读取整个对象时较慢 —— 如果你需要获取完整的 JSON 文档（而不是特定字段），从 JSON 类型读取会比从 String 列读取更慢。当你不进行字段级查询时，从多个子列重建对象的开销并不会带来任何收益。
存储开销更大 —— 相比将 JSON 存为单个字符串值，维护独立的子列会增加结构性存储开销。

在以下情况使用 `JSON` 类型：

当数据结构具有动态性或不可预测性，不同文档之间的键各不相同
字段类型或模式（schema）会随时间变化，或在不同记录之间有所差异
你需要在无法预先预测结构的 JSON 对象中，对特定路径进行查询、过滤或聚合
你的使用场景涉及半结构化数据，如日志、事件，或模式（schema）不一致的用户生成内容

在以下情况下使用 `String` 列（或结构化类型）：

你的数据结构是已知且保持一致的——在这种情况下，应使用常规列、Tuple、Array、Dynamic 或 Variant 类型来代替
JSON 文档被当作不透明的二进制大对象（blob），只以整体形式存储和检索，而不进行字段级分析
你不需要在数据库中对单个 JSON 字段进行查询或过滤
JSON 只是传输/存储格式，不在 ClickHouse 内进行分析

提示

如果 JSON 是在数据库内部不被分析、仅用于存储和读取的不透明文档，则应将其存储为 String 字段。
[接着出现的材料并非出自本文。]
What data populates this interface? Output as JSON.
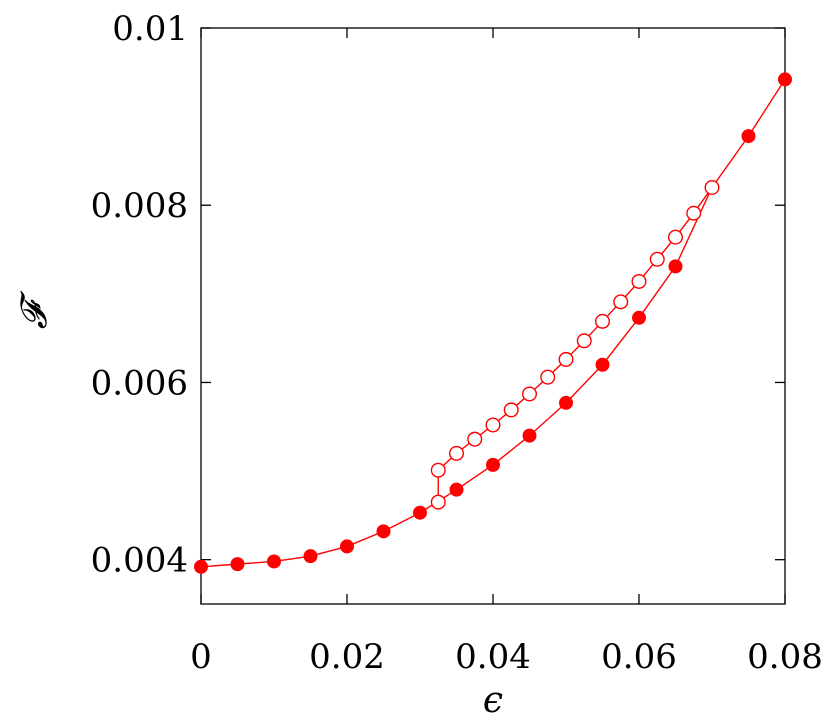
{
  "chart_data": {
    "type": "line",
    "xlabel": "ϵ",
    "ylabel": "𝓕",
    "xlim": [
      0,
      0.08
    ],
    "ylim": [
      0.0035,
      0.01
    ],
    "x_ticks": [
      0,
      0.02,
      0.04,
      0.06,
      0.08
    ],
    "x_tick_labels": [
      "0",
      "0.02",
      "0.04",
      "0.06",
      "0.08"
    ],
    "y_ticks": [
      0.004,
      0.006,
      0.008,
      0.01
    ],
    "y_tick_labels": [
      "0.004",
      "0.006",
      "0.008",
      "0.01"
    ],
    "grid": false,
    "legend": "none",
    "color": "#ff0000",
    "series": [
      {
        "marker": "filled-circle",
        "x": [
          0,
          0.005,
          0.01,
          0.015,
          0.02,
          0.025,
          0.03,
          0.035,
          0.04,
          0.045,
          0.05,
          0.055,
          0.06,
          0.065,
          0.07,
          0.075,
          0.08
        ],
        "y": [
          0.00392,
          0.00395,
          0.00398,
          0.00404,
          0.00415,
          0.00432,
          0.00453,
          0.00479,
          0.00507,
          0.0054,
          0.00577,
          0.0062,
          0.00673,
          0.00731,
          0.0082,
          0.00878,
          0.00942
        ]
      },
      {
        "marker": "open-circle",
        "x": [
          0.0325,
          0.0325,
          0.035,
          0.0375,
          0.04,
          0.0425,
          0.045,
          0.0475,
          0.05,
          0.0525,
          0.055,
          0.0575,
          0.06,
          0.0625,
          0.065,
          0.0675,
          0.07
        ],
        "y": [
          0.00465,
          0.00501,
          0.0052,
          0.00536,
          0.00552,
          0.00569,
          0.00587,
          0.00606,
          0.00626,
          0.00647,
          0.00669,
          0.00691,
          0.00714,
          0.00739,
          0.00764,
          0.00791,
          0.0082
        ]
      }
    ]
  }
}
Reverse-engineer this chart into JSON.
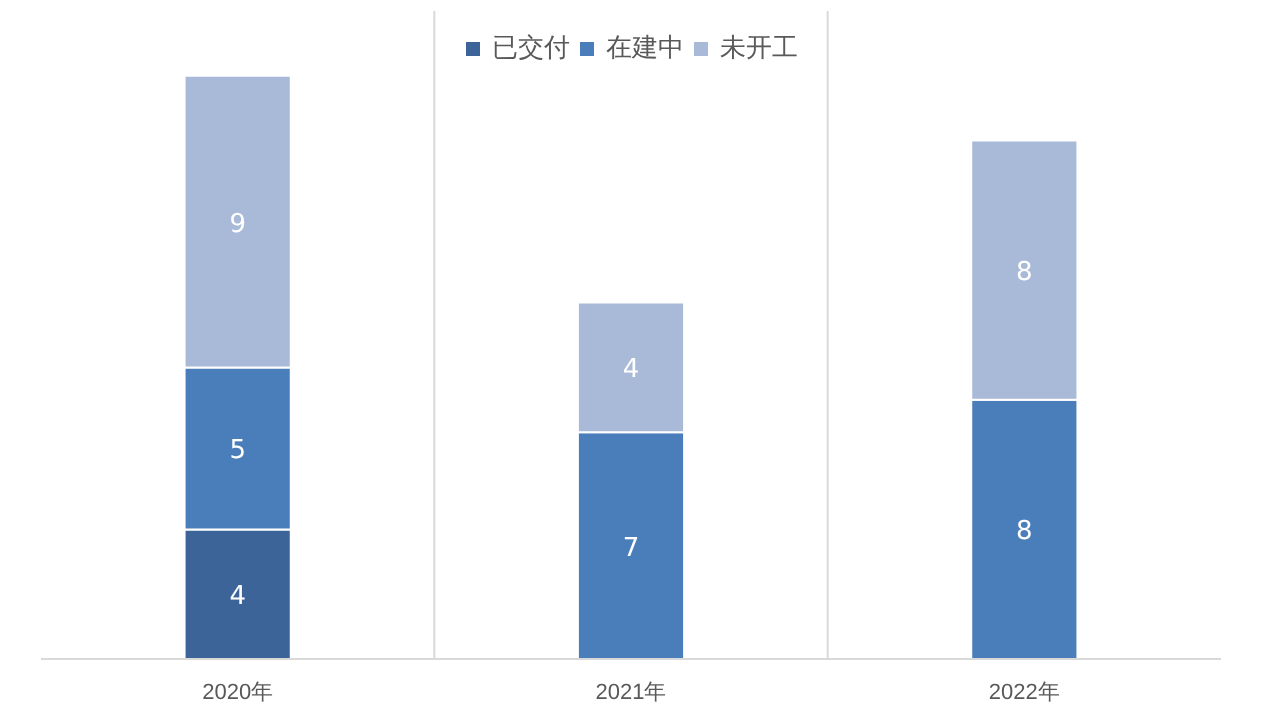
{
  "chart_data": {
    "type": "bar",
    "stacked": true,
    "categories": [
      "2020年",
      "2021年",
      "2022年"
    ],
    "series": [
      {
        "name": "已交付",
        "color": "#3d6499",
        "values": [
          4,
          null,
          null
        ]
      },
      {
        "name": "在建中",
        "color": "#4a7ebb",
        "values": [
          5,
          7,
          8
        ]
      },
      {
        "name": "未开工",
        "color": "#a9b9d8",
        "values": [
          9,
          4,
          8
        ]
      }
    ],
    "ylim": [
      0,
      20
    ],
    "data_labels": true,
    "legend": "top",
    "grid": "x",
    "tick_labels": "x"
  }
}
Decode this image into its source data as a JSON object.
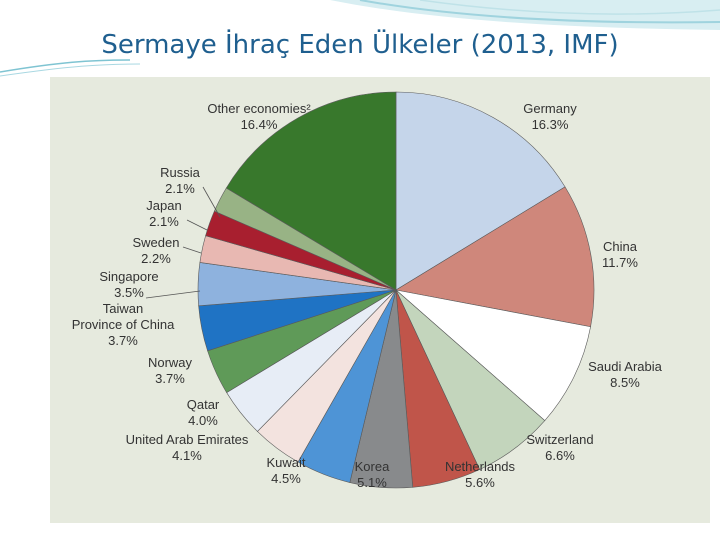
{
  "slide": {
    "title": "Sermaye İhraç Eden Ülkeler (2013, IMF)"
  },
  "colors": {
    "title": "#1f5f8f",
    "panel": "#e6eade"
  },
  "chart_data": {
    "type": "pie",
    "title": "",
    "unit": "%",
    "slices": [
      {
        "name": "Germany",
        "value": 16.3,
        "display": "16.3%",
        "color": "#c5d5ea"
      },
      {
        "name": "China",
        "value": 11.7,
        "display": "11.7%",
        "color": "#cf877b"
      },
      {
        "name": "Saudi Arabia",
        "value": 8.5,
        "display": "8.5%",
        "color": "#ffffff"
      },
      {
        "name": "Switzerland",
        "value": 6.6,
        "display": "6.6%",
        "color": "#c3d5bc"
      },
      {
        "name": "Netherlands",
        "value": 5.6,
        "display": "5.6%",
        "color": "#c0554a"
      },
      {
        "name": "Korea",
        "value": 5.1,
        "display": "5.1%",
        "color": "#888a8c"
      },
      {
        "name": "Kuwait",
        "value": 4.5,
        "display": "4.5%",
        "color": "#4e94d6"
      },
      {
        "name": "United Arab Emirates",
        "value": 4.1,
        "display": "4.1%",
        "color": "#f3e3df"
      },
      {
        "name": "Qatar",
        "value": 4.0,
        "display": "4.0%",
        "color": "#e7edf6"
      },
      {
        "name": "Norway",
        "value": 3.7,
        "display": "3.7%",
        "color": "#5f9a58"
      },
      {
        "name": "Taiwan Province of China",
        "value": 3.7,
        "display": "3.7%",
        "color": "#1f73c4",
        "label_lines": [
          "Taiwan",
          "Province of China"
        ]
      },
      {
        "name": "Singapore",
        "value": 3.5,
        "display": "3.5%",
        "color": "#8eb2de"
      },
      {
        "name": "Sweden",
        "value": 2.2,
        "display": "2.2%",
        "color": "#e8b8b2"
      },
      {
        "name": "Japan",
        "value": 2.1,
        "display": "2.1%",
        "color": "#a81f2f"
      },
      {
        "name": "Russia",
        "value": 2.1,
        "display": "2.1%",
        "color": "#98b385"
      },
      {
        "name": "Other economies²",
        "value": 16.4,
        "display": "16.4%",
        "color": "#38782c"
      }
    ]
  }
}
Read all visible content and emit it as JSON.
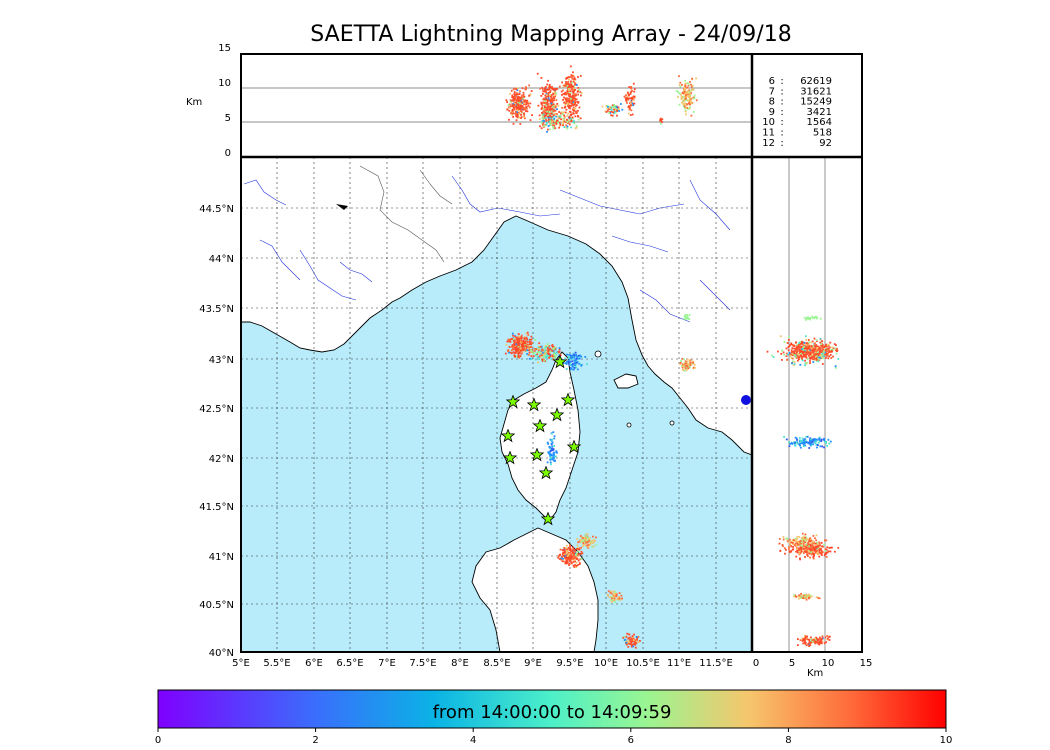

只有当你需要在动态 JSON 结构中的特定字段上进行高效的查询、过滤或聚合时，JSON 类型的优势才会体现出来。

你也可以组合使用多种方式——对可预测的顶层字段使用标准列，对负载中动态部分使用 JSON 列。

使用 JSON 的注意事项和提示

JSON 类型通过将路径展开为子列，实现高效的列式存储。但灵活性也意味着需要更谨慎的使用方式。要高效使用它：

在列定义中使用提示指定路径类型，通过在列定义中使用类型提示为已知子列显式指定类型，避免不必要的类型推断。
跳过不需要的路径，如果你不需要这些值，可以使用 SKIP 和 SKIP REGEXP 来减少存储并提升性能。
避免将 max_dynamic_paths 设置得过高——过大的值会增加资源消耗并降低效率。经验法则是将其保持在 10,000 以下。

Type hints

类型提示不仅仅是避免不必要类型推断的一种方式——它们还能彻底消除存储和处理过程中的间接层。带有类型提示的 JSON 路径始终与传统列以相同方式存储，无需使用判别（discriminator）列或在查询时进行动态解析。也就是说，在类型提示定义良好的情况下，嵌套 JSON 字段可以获得与一开始就建模为顶层字段相同的性能和效率。因此，对于大部分结构一致、但仍希望利用 JSON 灵活性的数据集，类型提示提供了一种便捷方式，在无需重构模式（schema）或摄取管道的前提下，保持高性能。

高级特性

JSON 列可以像其他列一样用于主键。无法为子列单独指定编解码器（codec）。
它们支持通过诸如 JSONAllPathsWithTypes() 和 JSONDynamicPaths() 这样的函数进行自省。
可以使用 .^ 语法读取嵌套子对象。
查询语法可能与标准 SQL 不同，并且对于嵌套字段可能需要特殊的类型转换或运算符。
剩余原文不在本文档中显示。